私はデザートを作ることとお茶を入れること以外に能がありませんから、羨ましい限りですよ」



 主人は爽やかな笑い声を上げながら店の奥へ引っ込んでいった。

 ふうと息をついて、サーザイトは呟く。



「そうか……やっぱり強いな、エンジェレットは」

「クス……『先生は、エンジェが強いとお思いになりますの?』」



 その言い方に、サーザイトは何か引っ掛かるものを感じた。

 クエスターズにいた頃から、ユユはどこか不思議な雰囲気を漂わせていたが、人との接し方は穏やかだった。

 取り分けエンジェレットに対しては、イリスやククルーよりも友好的だったように思うのだが、



「お前はエンジェレットが弱いって思うのか?」

「『そうではありませんの。エンジェは強いですの。でも、エンジェは……』」



 と、ユユはそこで言葉を区切る。

 しばらく節目がちになって黙り込んだ。

 どうしたのだろうと思っていると、不意にユユは再び笑みを浮かべて



「クス……『やっぱり内緒ですの』」



 そう言って、赤い舌をちろっと出した。

 ユユにしては、珍しく俗っぽい仕草だなと思う。



「なんだ。言いかけてやめるなんて意地悪いな」

「『根が暗い奴ですから、仕方ありませんの』」



 言葉の端っこに、自重めいた響きがあった。

 同時にその言い方はどこか棘を感じさせた。

 なぜか、ユユはご機嫌ななめらしかった。

 ついさっきまでは楽しそうだったのに、何がユユの気分を損ねたのだろう。

 サーザイトは少し考えたがまるでわからず、茶に口をつけて間を取り持つ。



「『先生、私達も頑張らないといけませんの』」

「もちろんだ。ところでそれはそうと、やっぱりお前、ついてくるのか?」

「『ついていってはいけませんの?』」

「別にそういうわけじゃないんだが……」



 ユユは年齢的には幼いとはいえ、実力だけなら超一流。

 一緒にいてくれれば色々と心強い。

 たとえ、



「可愛い娘さんですね。大切にしてあげてくださいよ」



 ……などという誤解をされても、お釣りがくるというものだ。

 非常に複雑な気分になることは変わりないが。

 カップに残っていた分を一気に飲み干す。

 舌に感じた苦味に、サーザイトは眉間にしわを寄せた。

 鉄の味よりは遥かにマシだろう。

 サーザイトが席を立つのを見て、ユユもゆらりと危なっかしく、杖に手をかけて立ち上がる。

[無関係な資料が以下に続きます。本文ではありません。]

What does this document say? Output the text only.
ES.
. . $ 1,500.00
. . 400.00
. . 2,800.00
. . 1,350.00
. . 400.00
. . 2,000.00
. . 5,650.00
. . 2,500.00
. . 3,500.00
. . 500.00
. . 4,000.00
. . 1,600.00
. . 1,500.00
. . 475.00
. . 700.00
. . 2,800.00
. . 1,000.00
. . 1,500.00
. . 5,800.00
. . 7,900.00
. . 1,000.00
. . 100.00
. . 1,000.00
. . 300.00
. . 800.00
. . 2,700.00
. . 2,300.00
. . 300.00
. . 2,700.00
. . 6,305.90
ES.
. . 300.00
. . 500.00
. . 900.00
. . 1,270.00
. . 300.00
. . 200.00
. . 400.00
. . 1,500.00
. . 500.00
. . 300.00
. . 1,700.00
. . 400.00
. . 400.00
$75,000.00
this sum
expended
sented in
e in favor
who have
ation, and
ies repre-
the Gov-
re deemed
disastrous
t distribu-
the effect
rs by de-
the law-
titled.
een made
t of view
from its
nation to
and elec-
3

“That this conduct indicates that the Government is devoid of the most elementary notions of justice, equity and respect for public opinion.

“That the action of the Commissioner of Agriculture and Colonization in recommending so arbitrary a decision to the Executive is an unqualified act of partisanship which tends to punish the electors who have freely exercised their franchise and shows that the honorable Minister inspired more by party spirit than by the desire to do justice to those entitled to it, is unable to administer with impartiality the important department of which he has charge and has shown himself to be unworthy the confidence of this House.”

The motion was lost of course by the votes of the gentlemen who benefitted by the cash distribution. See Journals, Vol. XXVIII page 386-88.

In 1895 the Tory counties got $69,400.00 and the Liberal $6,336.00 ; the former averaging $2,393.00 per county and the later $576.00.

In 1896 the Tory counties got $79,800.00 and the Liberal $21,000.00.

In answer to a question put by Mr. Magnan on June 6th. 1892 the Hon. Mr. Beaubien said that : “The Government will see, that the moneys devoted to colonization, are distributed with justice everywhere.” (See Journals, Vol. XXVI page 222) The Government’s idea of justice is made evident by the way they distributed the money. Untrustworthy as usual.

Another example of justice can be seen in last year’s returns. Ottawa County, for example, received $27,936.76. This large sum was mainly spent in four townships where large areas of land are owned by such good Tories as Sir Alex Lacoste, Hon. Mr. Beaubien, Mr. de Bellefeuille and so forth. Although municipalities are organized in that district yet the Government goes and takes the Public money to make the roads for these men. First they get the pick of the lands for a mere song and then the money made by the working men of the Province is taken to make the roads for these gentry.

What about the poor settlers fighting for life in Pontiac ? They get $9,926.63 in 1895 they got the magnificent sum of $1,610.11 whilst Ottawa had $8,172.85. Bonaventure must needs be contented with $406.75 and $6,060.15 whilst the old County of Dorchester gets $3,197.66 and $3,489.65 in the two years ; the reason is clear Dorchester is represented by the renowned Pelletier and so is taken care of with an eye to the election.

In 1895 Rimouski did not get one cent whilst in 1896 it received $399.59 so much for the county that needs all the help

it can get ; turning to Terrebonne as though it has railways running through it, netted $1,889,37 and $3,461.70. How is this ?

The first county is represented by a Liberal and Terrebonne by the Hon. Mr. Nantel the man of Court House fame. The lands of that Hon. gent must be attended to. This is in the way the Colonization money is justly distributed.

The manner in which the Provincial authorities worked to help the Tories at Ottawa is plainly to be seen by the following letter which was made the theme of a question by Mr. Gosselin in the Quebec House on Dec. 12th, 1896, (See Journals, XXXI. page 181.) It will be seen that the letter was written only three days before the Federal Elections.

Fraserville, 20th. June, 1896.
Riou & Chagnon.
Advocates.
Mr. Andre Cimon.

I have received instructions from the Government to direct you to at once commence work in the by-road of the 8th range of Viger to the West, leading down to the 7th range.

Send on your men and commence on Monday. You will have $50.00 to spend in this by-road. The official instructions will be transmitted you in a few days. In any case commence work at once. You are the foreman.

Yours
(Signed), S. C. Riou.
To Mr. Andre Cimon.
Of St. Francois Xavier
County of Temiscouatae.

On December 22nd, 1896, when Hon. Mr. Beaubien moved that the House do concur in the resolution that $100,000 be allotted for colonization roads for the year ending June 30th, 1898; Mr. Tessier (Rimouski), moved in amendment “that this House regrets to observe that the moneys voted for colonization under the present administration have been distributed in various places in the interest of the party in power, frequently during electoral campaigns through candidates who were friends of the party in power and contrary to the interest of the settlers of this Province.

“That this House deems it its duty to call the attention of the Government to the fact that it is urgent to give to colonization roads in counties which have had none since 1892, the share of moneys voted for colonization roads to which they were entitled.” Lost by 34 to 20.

「それじゃ、行くか。まずは勘を取り戻すために依頼をこなしてこなして、こなしまくる。気張れよ、ユユ」

「クス……『はいですの。出血大サービスですの』」

「いや、出血はいらんぞ」



 二人は喧騒の中へ歩き出した。

 サーザイト、ユユ、互いに冒険の目的は違う。

 サーザイトは、安息の場所を探すため。

 ユユは、自分の力の使い方を見出すため。

 異なる目的を持つ二人の関係は、呼び方はどうであれ、今は先生と生徒ではない。

 仲間だ。



「しばらく依頼をこなしたら……エンジェレットの顔でも見に行くか」

「クス……『はいですの』」



 危険なことも苦しいことも待っているだろう。

 冒険なのだから、それが当然。

 それでも楽しく思えてくるのは、仲間がいるからなのだろう。

 こんな冒険も、悪くはない。

 知らずの内にサーザイトは笑みを浮かべていた。

 それを盗み見て、穏やかにユユが微笑んでから



「……もう」



 不意に悔しそうな声を漏らしたことにも、気付かずに。